Ein Urteil und mögliche Konsequenzen

Das Oberlandesgericht Köln hat ein Grundsatzurteil zur Umkehr der Beweislast gefällt, die außer für Mediziner auch für Apotheker gelten soll: „Wer einen groben Behandlungsfehler begeht, muss nachweisen, dass der Schaden nicht auf den Fehler zurückgeht.“ Auch wenn das Urteil zur Revision beim Bundesgerichtshof zugelassen wurde, bietet es doch jetzt schon eine spannende berufspolitische Diskussionsgrundlage.

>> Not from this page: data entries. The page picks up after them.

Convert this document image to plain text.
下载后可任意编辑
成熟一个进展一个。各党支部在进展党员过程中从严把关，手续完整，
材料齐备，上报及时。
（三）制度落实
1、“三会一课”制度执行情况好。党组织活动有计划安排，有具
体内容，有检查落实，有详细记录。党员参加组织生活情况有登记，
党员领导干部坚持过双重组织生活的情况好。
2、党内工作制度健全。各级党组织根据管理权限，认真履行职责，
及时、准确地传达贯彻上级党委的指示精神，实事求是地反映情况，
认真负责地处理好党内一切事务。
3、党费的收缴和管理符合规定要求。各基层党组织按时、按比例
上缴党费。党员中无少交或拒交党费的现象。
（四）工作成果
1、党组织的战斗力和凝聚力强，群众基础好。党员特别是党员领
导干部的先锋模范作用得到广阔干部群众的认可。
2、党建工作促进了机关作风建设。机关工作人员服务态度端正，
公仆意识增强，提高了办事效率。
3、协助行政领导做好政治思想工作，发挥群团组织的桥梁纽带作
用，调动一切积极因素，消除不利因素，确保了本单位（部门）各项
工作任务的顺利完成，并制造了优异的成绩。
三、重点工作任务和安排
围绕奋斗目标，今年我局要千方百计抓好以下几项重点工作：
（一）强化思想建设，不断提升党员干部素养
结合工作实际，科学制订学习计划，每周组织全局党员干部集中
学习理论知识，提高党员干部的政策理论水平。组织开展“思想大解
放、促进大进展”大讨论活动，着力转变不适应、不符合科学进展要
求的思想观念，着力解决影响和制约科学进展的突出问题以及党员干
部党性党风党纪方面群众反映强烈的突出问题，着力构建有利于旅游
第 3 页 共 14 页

Zunächst ein Blick auf den Fall: Der betroffene Junge war mit einem Herzfehler und dem Down-Syndrom geboren worden und sollte drei Monate nach der Geburt operiert werden. Für die Zeit bis dahin verordnete der Arzt ein digitalishaltiges Medikament. Versehentlich stellte seine Praxis ein Rezept für eine achtfach überhöhte Dosis aus. Es handelte sich um ein Präparat für Erwachsene, auf dem Kassenrezept stand aber (wie üblich) das richtige Geburtsdatum des kleinen Patienten. Der Apotheker übersah, dass die verordnete Dosis zu hoch war, und gab das Medikament wie verordnet ab. Nach fünf Tagen erlitt der Junge einen Herzstillstand und musste 50 Minuten lang reanimiert werden. Fünf Jahre später wurden bei ihm eine Hirnschädigung und ein erheblicher Entwicklungsrückstand festgestellt. Mit der Klage verlangten die Eltern von Arzt und Apotheker gemeinsam ein Schmerzensgeld von mindestens 200.000 Euro.

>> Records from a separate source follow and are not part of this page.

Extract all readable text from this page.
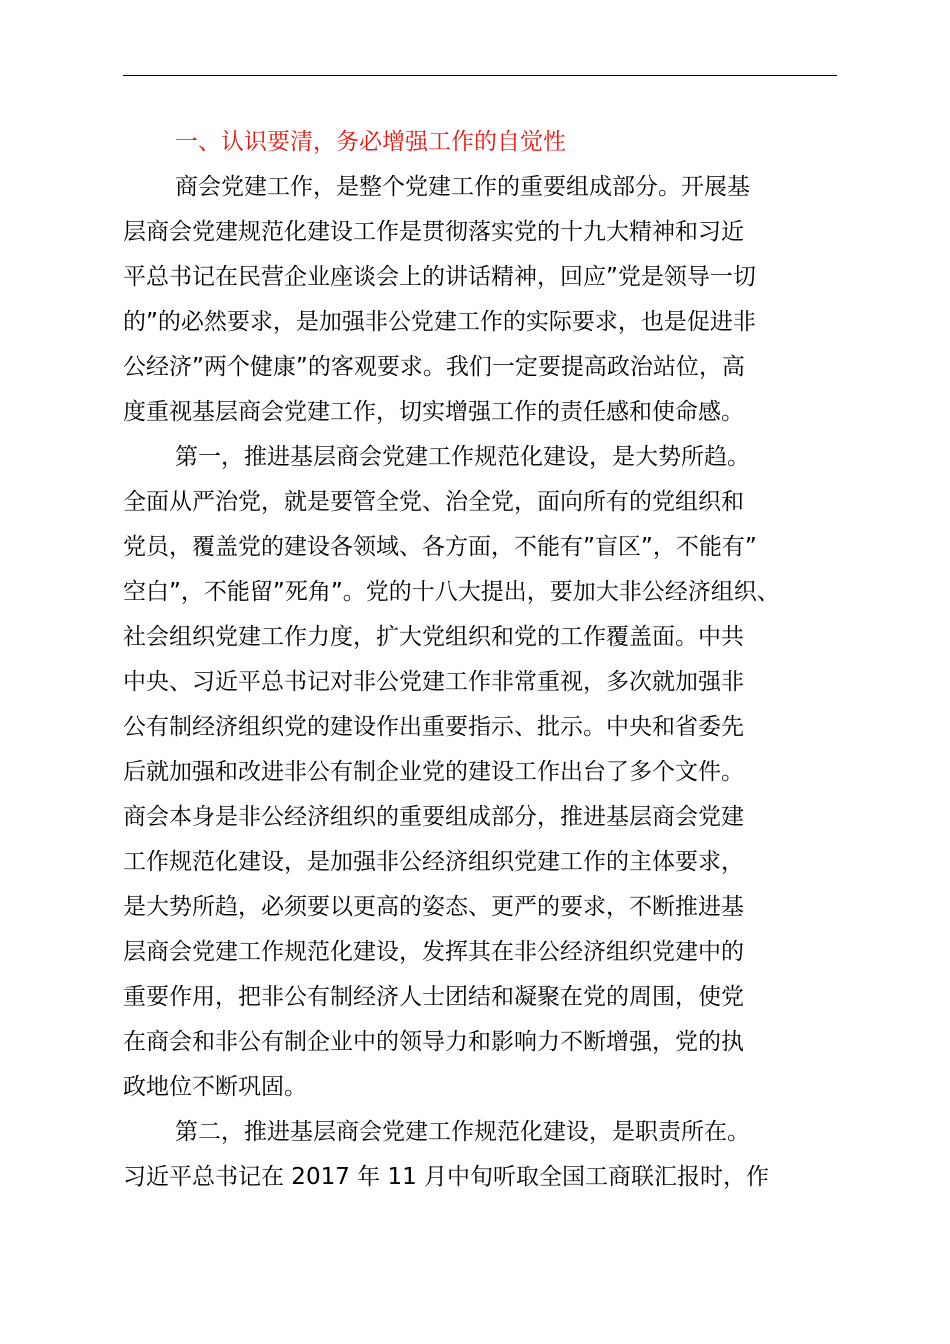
一、认识要清，务必增强工作的自觉性
商会党建工作，是整个党建工作的重要组成部分。开展基
层商会党建规范化建设工作是贯彻落实党的十九大精神和习近
平总书记在民营企业座谈会上的讲话精神，回应”党是领导一切
的”的必然要求，是加强非公党建工作的实际要求，也是促进非
公经济”两个健康”的客观要求。我们一定要提高政治站位，高
度重视基层商会党建工作，切实增强工作的责任感和使命感。
第一，推进基层商会党建工作规范化建设，是大势所趋。
全面从严治党，就是要管全党、治全党，面向所有的党组织和
党员，覆盖党的建设各领域、各方面，不能有”盲区”，不能有”
空白”，不能留”死角”。党的十八大提出，要加大非公经济组织、
社会组织党建工作力度，扩大党组织和党的工作覆盖面。中共
中央、习近平总书记对非公党建工作非常重视，多次就加强非
公有制经济组织党的建设作出重要指示、批示。中央和省委先
后就加强和改进非公有制企业党的建设工作出台了多个文件。
商会本身是非公经济组织的重要组成部分，推进基层商会党建
工作规范化建设，是加强非公经济组织党建工作的主体要求，
是大势所趋，必须要以更高的姿态、更严的要求，不断推进基
层商会党建工作规范化建设，发挥其在非公经济组织党建中的
重要作用，把非公有制经济人士团结和凝聚在党的周围，使党
在商会和非公有制企业中的领导力和影响力不断增强，党的执
政地位不断巩固。
第二，推进基层商会党建工作规范化建设，是职责所在。
习近平总书记在 2017 年 11 月中旬听取全国工商联汇报时，作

Das OLG Köln hat dem heute siebenjährigen Jungen und seinen Eltern Schmerzensgeld zugestanden, dessen Höhe aber offen gelassen. Es begründet seine Entscheidung damit, dass das Zusammenwirken von Arzt, Apotheker und Medikament sich in solchen Fällen nicht sinnvoll trennen lasse, sodass Arzt und Apotheker auch gemeinsam für den Fehler haftbar seien. Mit der Übertragung der Beweislast auch auf Apotheker hat das Gericht nach eigenen Angaben eine bislang offene Haftungsfrage geklärt.

Haftungsgemeinschaft von Arzt und Apotheker?

Um die Stellung des Pharmazeuten in diesem Rechtsstreit (in dem er haftet, weil er ein Rezept, das von einem Arzt fehlerhaft ausgestellt wurde, bedient hat) zu begreifen, muss man sich zunächst einmal mit den Grundsätzen der Haftung befassen.

Haftung bedeutet grundsätzlich, dass jemand für einen Schaden einstehen muss, für den er kraft Gesetzes oder Vertrages verantwortlich ist.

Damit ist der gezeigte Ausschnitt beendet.